Turning around and almost losing my balance, I see the old man sitting on a bench near the riverwalk railing. He has a bowl next to him with the loaves of bread he just bought, all torn to pieces and the half eaten donut in his right hand resting on his khaki pants.

“We forgot to put this cake in your bag sir! So sorry for the mistake it will not happen again,” I apologize. I rush down the steps and over to the man, holding the cake at arms length to hand to him. He puts the half donut back in its box and wipes his mouth and then wipes his hands over the old concrete walkway. As he looks up to me and accepts his cake, he says ‘thanks’. The small turn of his lips at the corner let me know that he is in some way thankful and happy. I reply with a ‘no problem’ and begin to turn away. Curiosity set in and I turned to look back at the old man. Just watching, I could see the sad in the way he hung his head between his arms as he turned the ring on his left hand. He stood, leaving the torn apart bread, the lemon pound cake, and the nearly eaten donut behind, and walked over to the side of the river. Up in the air the crows cawed and, not too far away, a single grave stood out as the old man continued to turn his ring.

“Do you need anything else sir?” I asked slowly, not wanting to sound too pressing as I tried to continue a conversation.

He turned his head back to look at me, then turned back to the crows flying over the water. “Nah, just ‘gunna stand here for a while,” he said with a lightness in his voice that made me think he was inviting me into the conversation. I walked up to the side of the river, peering over the railing to see the murky, black water. I stood there for a minute, then he asked me, “How long you been working in the bakery?”

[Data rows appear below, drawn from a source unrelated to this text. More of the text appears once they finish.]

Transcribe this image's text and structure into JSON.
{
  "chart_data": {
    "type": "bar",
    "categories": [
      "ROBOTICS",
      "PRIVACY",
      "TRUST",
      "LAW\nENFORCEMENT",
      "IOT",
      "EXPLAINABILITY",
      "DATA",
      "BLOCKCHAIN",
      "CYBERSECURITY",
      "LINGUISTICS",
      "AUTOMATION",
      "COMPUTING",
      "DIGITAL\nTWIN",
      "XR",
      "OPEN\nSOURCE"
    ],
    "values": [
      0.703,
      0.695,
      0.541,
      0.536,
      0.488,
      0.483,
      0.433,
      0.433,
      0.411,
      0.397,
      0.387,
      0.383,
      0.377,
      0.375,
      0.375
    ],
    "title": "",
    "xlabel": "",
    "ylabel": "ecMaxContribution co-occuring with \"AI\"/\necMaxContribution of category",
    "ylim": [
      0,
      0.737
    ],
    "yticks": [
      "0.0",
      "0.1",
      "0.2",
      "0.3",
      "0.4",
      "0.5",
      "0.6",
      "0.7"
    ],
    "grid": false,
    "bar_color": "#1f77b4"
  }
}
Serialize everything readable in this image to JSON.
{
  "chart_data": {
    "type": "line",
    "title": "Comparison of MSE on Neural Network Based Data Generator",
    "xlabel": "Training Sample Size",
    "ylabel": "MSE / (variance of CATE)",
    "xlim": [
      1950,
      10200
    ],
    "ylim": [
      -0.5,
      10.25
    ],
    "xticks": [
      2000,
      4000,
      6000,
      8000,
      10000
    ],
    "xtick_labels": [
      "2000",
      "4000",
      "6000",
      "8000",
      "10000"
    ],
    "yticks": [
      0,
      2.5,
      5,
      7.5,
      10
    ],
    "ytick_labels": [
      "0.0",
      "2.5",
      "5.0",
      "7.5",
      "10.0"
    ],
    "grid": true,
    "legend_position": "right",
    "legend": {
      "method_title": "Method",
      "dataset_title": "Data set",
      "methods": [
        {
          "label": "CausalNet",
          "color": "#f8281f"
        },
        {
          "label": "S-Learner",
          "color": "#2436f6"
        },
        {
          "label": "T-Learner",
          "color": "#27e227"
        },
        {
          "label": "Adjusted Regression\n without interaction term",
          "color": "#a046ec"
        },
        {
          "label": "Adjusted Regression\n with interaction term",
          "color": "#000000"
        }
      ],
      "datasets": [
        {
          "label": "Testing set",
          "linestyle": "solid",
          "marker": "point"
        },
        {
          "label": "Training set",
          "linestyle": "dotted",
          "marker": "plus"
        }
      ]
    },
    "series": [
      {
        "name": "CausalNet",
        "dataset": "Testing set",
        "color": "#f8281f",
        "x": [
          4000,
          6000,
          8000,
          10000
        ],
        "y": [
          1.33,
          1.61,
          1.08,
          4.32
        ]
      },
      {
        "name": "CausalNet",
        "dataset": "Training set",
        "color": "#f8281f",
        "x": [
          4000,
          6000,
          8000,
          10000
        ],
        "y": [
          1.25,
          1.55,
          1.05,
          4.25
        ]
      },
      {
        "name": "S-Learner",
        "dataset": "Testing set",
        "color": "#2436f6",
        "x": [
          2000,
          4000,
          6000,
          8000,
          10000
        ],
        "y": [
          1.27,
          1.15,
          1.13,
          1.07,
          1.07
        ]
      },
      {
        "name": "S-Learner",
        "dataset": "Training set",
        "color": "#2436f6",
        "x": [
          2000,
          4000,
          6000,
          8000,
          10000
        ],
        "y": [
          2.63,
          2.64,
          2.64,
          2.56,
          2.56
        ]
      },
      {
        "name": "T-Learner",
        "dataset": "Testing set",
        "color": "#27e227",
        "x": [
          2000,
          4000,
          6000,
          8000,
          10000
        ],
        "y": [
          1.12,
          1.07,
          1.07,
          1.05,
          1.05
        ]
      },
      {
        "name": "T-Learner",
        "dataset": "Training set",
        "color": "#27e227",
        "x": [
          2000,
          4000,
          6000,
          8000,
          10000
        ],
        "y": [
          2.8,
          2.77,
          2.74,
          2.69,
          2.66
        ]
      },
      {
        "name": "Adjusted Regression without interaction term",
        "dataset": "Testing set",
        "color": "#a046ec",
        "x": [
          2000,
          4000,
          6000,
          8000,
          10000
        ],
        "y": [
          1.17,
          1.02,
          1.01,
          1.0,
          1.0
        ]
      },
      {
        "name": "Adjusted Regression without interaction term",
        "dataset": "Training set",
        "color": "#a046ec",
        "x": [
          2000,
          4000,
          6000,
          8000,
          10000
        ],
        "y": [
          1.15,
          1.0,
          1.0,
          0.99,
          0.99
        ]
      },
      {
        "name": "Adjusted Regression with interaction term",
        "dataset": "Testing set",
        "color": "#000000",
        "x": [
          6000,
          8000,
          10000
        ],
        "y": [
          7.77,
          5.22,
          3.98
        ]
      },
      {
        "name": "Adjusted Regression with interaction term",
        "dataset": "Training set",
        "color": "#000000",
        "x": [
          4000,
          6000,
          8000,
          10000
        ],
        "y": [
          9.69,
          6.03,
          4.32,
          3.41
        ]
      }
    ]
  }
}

“For about three years now,” I said. He nodded his head in acknowledgement of my answer. “My wife worked there for about a week before she got pissed off with the owner about 4 and ‘half years ago, before she passed away.” He looked down at his ring again and slipped it off his rough, worn hands. He was probably a manual worker before retirement. “You know I built this house for her, a good thirty years ago; adding a little extra every year, whatever she wanted,” he told me. The ring slowly turning between his fingers, obviously deep in thought.

“It’s an amazing house sir.” I said this to him in an, almost, consoling manner. “I don’t think she liked it that much.” As he said, this I look back at the beautiful house. He saw me look back and chuckled saying, “Not the house. Working at the bakery. That’s why she quit I suppose.”

The old man and I spent an hour on the riverwalk, before my boss sent another employee to track me down, talking about life and the bakery that day. I went home that night and thought about how quickly his life ended when his wife passed away.  It was the second Thursday of the month and I knew the old man would be arriving soon to pick up his usual order. I even had it already written down on a ticket to try and have it ready when he got there. I looked at the clock; he would arrive at any moment. I looked at the ticket that lay behind the counter, and then looked at the clock again. It was almost closing time. Again, I looked at the clock, then I looked at the ticket that lay in the trash.